La lecture du rapport de Coze et Feltz sur le streptocoque incite Robert Koch, médecin cantonal à Wollstein à entreprendre ses recherches bactériologiques concernant les maladies contagieuses.[2]

En 1876,Ferdinand Cohn publie les travaux de Koch ce qui vaut immédiatement à ce dernier une grande renommée .

En 1880, il est prend ses fonctions au laboratoire de bactériologie ( Reichs-Gesundheitsamt ) de Berlin.

Entre 1884 et 1885, il est commissaire de l'office impérial à la Santé.

En 1885, Robert Koch obtient la chaire d’hygiène à l’Université de Berlin .

En 1890 il divorce , à la demande de sa femme .

En 1891,il prend la direction du nouvel Institut des maladies infectieuses.

En 1893 Koch se remaria avec Hedwig Freiberg .

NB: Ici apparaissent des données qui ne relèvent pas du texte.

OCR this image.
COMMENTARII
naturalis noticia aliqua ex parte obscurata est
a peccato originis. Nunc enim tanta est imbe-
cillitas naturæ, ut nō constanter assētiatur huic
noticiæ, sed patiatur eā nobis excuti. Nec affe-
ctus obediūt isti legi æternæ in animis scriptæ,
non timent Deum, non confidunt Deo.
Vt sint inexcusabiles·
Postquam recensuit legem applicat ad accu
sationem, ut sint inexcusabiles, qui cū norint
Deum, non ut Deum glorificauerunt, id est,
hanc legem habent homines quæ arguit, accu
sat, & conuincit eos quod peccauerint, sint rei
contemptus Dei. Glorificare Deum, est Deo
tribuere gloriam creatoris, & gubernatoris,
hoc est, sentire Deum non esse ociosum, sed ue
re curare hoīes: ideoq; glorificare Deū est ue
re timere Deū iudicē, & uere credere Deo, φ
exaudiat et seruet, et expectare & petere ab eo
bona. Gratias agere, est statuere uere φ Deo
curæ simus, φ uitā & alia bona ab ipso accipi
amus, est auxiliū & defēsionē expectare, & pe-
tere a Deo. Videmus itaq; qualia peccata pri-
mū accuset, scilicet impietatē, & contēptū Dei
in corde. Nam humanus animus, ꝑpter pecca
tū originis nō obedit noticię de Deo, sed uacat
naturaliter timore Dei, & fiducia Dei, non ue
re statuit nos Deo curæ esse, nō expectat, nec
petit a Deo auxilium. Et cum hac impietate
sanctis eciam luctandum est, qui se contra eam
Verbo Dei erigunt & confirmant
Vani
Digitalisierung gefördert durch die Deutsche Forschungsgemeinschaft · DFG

Robert Koch reçoit le Prix Nobel de médecine et de physiologie en 1905 « pour ses investigations et ses découvertes en lien avec la tuberculose[1] ». Il devient membre étranger de la Royal Society le 4 mars 1897.

Il meurt le 27 mai 1910 d'une crise cardiaque.

[modifier] Fondateur de la Bactériologie

Il s'intéressera principalement à la maladie du charbon (mouton), à la peste bovine et équine, aux intoxications par le plomb et aussi au paludisme, à la piroplasmose et à la maladie du sommeil.Il possède une ouverture d'esprit assez importante puisqu'il s'intéresse aussi à l'archéologie, à l'anthropologie et à la parasitologie.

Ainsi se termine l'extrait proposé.